Tony Blair voltou ao centro das discussões internacionais ao ser cogitado para liderar uma administração provisória na Faixa de Gaza, com apoio do presidente Donald Trump. A proposta envolve a criação de uma estrutura internacional com mandato da ONU para governar o território até que ocorra a transição para o controle palestino.
Contexto da proposta
A ideia prevê que Blair comande a Autoridade Internacional de Transição de Gaza (Gita), composta por líderes internacionais, representantes da ONU e delegados de países árabes. A proposta se inspira em experiências de missões que levaram Kosovo e Timor-Leste a se tornarem Estados independentes. O número de mortos na guerra entre Israel e Hamas já ultrapassa 66 mil palestinos, segundo o ministério da Saúde de Gaza.

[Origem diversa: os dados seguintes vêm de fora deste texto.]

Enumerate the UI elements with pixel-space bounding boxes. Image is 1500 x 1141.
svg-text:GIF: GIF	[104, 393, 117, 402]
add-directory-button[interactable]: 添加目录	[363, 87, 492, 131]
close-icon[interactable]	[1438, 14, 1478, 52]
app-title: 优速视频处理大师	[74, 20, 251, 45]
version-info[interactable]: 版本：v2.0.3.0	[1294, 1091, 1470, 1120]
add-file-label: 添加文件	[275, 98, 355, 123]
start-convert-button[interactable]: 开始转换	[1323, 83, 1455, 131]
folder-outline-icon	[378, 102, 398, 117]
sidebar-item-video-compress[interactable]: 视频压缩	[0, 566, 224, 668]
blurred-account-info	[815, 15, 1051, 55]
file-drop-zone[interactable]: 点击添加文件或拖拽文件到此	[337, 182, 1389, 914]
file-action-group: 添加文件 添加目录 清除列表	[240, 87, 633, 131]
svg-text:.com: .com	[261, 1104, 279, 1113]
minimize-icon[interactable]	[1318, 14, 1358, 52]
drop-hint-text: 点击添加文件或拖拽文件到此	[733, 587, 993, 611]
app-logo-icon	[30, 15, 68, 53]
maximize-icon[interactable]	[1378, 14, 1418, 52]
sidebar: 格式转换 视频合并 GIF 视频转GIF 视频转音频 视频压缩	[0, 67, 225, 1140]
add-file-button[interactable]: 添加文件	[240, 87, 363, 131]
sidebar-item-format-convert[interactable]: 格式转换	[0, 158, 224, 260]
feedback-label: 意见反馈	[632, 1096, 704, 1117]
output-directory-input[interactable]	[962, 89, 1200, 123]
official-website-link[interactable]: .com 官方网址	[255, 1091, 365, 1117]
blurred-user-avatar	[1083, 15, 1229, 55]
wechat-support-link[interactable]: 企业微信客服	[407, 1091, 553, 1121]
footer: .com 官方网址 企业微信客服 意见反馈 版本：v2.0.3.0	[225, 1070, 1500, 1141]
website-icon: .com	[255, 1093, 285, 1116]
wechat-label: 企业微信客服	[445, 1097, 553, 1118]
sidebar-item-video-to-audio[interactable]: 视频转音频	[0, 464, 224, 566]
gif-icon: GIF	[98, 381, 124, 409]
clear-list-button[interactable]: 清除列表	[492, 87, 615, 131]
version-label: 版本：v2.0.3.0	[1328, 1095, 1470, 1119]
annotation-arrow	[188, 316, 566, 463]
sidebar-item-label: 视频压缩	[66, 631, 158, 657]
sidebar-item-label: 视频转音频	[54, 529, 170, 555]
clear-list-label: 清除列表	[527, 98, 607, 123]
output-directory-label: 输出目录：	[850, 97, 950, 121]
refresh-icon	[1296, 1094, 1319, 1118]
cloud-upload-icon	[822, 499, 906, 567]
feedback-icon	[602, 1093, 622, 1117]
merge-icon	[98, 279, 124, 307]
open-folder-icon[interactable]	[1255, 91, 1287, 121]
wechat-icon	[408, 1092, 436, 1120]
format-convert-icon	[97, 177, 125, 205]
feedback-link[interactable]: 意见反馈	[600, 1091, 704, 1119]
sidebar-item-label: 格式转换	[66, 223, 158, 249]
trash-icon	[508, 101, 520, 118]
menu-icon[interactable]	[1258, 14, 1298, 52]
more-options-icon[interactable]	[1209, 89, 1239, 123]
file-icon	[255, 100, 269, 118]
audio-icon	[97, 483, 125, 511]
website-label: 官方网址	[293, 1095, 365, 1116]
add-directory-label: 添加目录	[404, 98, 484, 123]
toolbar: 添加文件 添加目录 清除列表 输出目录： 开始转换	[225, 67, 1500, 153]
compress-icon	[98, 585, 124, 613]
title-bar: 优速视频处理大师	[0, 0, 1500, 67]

Controvérsia e resistência
Apesar do apoio da Casa Branca, a possibilidade de Blair liderar a administração gera resistência entre os palestinos, que o associam à Guerra do Iraque de 2003. Seu gabinete afirma que ele não aceitaria liderar um projeto que implicasse deslocamento forçado da população de Gaza, algo que a proposta inicial sugere. Além disso, a proposta de Trump, que previa o deslocamento de palestinos, foi amplamente criticada por violar o direito internacional.
Alternativas em discussão
Simultaneamente, outras propostas internacionais para a reconstrução da Faixa de Gaza estão sendo discutidas. Em julho, França e Arábia Saudita apresentaram um plano alternativo à ONU, que previa a administração sob supervisão da Autoridade Palestina, mas foi rejeitado pelos EUA e Israel. A crescente pressão diplomática é evidente, com Reino Unido, França, Canadá e Austrália reconhecendo formalmente o Estado da Palestina, desafiando a postura de Washington e Tel Aviv, que enxergam tais medidas como uma “recompensa ao Hamas”.
Desde sua saída do cargo em 2007, Tony Blair atuou como enviado do Quarteto Internacional para o Oriente Médio, focando no desenvolvimento econômico da Palestina. Contudo, sua imagem controversa como aliado de George W. Bush na Guerra do Iraque e a falta de credibilidade em parte da região tornam sua presença na Faixa de Gaza um tema delicado.